Two major dailies — the LAT and the NYT — both offer an odd, half-glass-full take on Bush’s presidency, now that his scandalous Attorney General has finally agreed to step down. While the obvious angle is to note that Bush is a lame-duck who’s lost all of his loyal friends, the NYT’s Sheryl Gay Stolberg and the LAT’s Maura Reynolds and James Gerstenzang offer a counter-intuitive take: Bush has a “fresh chance” to turn things around.
The back-to-back resignations of Karl Rove and Alberto R. Gonzales, two longtime aides to President Bush who have become lightning rods on Capitol Hill, amount to a political housecleaning for the White House, providing Mr. Bush a fresh chance to make what he can of his remaining months in office. […]
[Bush] can go into the next battle with Congress over the Iraq war — as well as another looming fight over legislation authorizing his domestic wiretapping program — free of the baggage both men carried. If the resignations remove some of the partisan tension between the White House and Capitol Hill, and get Mr. Rove and Mr. Gonzales off the front pages, they could help get Mr. Bush off the defensive as he struggles to salvage something of his second term.
And the LAT on the same issue:
Alberto R. Gonzales’ departure may turn out to be a blessing for President Bush…. “The Texas mafia is leaving,” said Ron Kaufman, a longtime political advisor to the Bush family. “There’s a shift in the philosophies of the appointees you have [around the president]. They are much more creatures of Washington, D.C., and not Austin, Texas.”
But therein may lie an opportunity for Bush. In two weeks, the president has accepted the resignations of the two members of his staff who have drawn the most ire from the Democrats who now control Congress: Gonzales and political advisor Karl Rove. And that may give Bush a chance to salvage his relationship with Capitol Hill and the legacy of his second term.
I have no idea what these people are talking about.
To follow the logic of these arguments, Bush’s presidency can be salvaged now that those scandalous Texans have finally gotten out of the way. I wish that were true, but the idea is premised on the notion that the president’s problems can be blamed almost exclusively on Rove and Gonzales. There’s been a sensible, reasonable president, waiting with baited breath to start governing responsibly, but that dastardly “Texas Mafia” wouldn’t let him.

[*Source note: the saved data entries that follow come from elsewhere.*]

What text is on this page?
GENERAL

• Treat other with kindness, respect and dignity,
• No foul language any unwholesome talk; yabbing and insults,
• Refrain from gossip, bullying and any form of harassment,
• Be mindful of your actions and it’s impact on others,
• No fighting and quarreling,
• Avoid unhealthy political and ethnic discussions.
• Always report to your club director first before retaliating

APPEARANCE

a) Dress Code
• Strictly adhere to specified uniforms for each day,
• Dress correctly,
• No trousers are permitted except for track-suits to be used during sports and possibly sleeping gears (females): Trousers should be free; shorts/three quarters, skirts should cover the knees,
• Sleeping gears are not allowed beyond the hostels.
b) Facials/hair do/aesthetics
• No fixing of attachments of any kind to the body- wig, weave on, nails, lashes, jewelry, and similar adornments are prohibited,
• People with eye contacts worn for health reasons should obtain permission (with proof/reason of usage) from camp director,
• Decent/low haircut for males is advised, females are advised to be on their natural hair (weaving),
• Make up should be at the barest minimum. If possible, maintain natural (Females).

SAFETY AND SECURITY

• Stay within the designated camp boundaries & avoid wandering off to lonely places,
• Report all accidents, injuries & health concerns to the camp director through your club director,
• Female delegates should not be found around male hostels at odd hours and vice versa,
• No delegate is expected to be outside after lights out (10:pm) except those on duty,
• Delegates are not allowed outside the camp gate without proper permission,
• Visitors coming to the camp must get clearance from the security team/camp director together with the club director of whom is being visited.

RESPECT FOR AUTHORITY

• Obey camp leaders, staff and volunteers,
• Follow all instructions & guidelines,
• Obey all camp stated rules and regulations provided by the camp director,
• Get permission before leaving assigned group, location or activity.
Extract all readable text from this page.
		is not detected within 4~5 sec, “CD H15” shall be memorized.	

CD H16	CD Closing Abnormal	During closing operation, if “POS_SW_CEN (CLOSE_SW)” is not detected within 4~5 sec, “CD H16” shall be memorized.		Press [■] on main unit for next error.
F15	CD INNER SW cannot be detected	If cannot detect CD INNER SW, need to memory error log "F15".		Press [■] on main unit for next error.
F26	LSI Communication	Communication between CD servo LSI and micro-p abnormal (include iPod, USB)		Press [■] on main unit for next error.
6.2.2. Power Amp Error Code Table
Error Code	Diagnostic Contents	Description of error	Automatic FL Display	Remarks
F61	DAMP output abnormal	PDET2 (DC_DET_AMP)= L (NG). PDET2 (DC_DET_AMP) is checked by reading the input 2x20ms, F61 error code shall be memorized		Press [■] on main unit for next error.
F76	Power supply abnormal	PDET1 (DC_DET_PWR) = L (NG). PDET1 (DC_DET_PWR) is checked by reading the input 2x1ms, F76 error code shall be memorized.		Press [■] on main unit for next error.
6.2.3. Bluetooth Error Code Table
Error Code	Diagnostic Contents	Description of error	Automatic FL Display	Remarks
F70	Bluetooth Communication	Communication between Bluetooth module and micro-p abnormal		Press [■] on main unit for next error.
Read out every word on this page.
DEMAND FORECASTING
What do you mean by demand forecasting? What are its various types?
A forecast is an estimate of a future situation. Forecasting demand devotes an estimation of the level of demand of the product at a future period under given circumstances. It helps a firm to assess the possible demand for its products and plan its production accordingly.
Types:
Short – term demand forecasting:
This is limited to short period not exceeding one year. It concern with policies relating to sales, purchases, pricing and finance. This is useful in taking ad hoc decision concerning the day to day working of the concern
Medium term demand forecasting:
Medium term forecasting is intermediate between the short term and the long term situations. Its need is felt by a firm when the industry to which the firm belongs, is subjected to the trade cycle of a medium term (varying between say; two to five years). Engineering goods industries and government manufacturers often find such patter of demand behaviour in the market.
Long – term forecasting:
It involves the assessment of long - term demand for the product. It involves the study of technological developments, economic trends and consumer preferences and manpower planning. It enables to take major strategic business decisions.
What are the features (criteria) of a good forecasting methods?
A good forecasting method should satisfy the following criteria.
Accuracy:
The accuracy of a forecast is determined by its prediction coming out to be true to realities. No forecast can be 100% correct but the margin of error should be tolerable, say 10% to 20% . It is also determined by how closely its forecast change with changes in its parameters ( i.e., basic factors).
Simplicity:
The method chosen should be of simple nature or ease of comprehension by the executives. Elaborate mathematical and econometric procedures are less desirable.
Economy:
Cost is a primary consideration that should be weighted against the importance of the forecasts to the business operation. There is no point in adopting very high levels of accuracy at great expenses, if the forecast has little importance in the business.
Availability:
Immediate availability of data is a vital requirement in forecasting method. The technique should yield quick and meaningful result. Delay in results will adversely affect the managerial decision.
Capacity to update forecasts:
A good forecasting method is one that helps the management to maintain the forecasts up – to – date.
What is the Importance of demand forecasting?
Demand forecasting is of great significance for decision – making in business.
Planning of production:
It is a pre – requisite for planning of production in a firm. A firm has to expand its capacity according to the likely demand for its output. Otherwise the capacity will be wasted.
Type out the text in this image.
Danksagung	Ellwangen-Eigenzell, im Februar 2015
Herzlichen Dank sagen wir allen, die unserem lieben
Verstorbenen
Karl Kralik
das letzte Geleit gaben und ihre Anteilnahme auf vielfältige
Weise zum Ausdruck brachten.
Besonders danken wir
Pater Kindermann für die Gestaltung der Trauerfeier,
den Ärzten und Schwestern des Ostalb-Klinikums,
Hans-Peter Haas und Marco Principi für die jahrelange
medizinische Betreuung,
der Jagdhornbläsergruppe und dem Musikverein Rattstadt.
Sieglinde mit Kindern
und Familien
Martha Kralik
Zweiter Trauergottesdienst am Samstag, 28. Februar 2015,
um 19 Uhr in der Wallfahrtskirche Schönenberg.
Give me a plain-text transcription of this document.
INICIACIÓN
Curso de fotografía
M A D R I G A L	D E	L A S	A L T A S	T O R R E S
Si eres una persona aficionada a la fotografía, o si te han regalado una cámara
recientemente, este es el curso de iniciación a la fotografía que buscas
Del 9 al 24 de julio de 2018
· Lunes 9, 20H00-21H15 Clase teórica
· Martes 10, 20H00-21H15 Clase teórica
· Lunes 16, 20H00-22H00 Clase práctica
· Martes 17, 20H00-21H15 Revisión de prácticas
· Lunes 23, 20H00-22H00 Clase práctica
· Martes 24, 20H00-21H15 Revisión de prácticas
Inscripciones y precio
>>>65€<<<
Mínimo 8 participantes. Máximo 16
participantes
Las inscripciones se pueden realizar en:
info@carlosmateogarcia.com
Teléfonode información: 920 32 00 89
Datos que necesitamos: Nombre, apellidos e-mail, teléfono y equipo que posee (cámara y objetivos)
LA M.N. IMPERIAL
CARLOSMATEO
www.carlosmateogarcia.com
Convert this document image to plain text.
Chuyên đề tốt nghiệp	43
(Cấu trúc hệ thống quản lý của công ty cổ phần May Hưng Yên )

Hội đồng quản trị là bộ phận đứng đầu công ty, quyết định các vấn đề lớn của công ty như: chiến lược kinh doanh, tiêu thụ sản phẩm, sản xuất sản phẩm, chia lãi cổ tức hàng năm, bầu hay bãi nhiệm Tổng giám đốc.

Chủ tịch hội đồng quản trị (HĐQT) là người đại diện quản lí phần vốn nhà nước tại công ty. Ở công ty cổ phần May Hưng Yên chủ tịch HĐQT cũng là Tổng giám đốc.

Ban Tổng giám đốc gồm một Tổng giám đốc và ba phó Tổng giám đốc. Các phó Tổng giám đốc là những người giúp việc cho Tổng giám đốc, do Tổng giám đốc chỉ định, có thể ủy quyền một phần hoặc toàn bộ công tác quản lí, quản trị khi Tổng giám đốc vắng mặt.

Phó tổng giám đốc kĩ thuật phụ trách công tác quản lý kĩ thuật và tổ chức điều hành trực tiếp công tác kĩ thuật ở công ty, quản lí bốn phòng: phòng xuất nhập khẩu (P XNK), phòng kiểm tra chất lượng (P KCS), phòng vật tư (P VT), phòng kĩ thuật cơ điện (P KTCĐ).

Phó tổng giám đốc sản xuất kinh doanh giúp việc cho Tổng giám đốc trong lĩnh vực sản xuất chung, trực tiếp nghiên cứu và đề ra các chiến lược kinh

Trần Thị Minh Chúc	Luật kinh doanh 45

I think not. Competent or not, Bush is the don of the organized crime family, and there’s simply no reason in the world to believe he’s anxious to turn over a new leaf. Bush doesn’t want to “salvage his relationship with Capitol Hill”; he wants to smear his critics and bury his enemies. He likes the “partisan tension.”
What’s more, it’s an inconvenient tidbit of news, but the Bush White House doesn’t actually have a policy agenda. In this sense, putting some new, less-scandalous people in the deck chairs can’t have much of a practical effect, Even if the president did intend to turn over a new leaf, what’s he going to ask Congress for, more tax cuts for billionaires?
I don’t doubt that a major personnel change can improve the White House dramatically, but we still have to wait 511 days for the one that counts.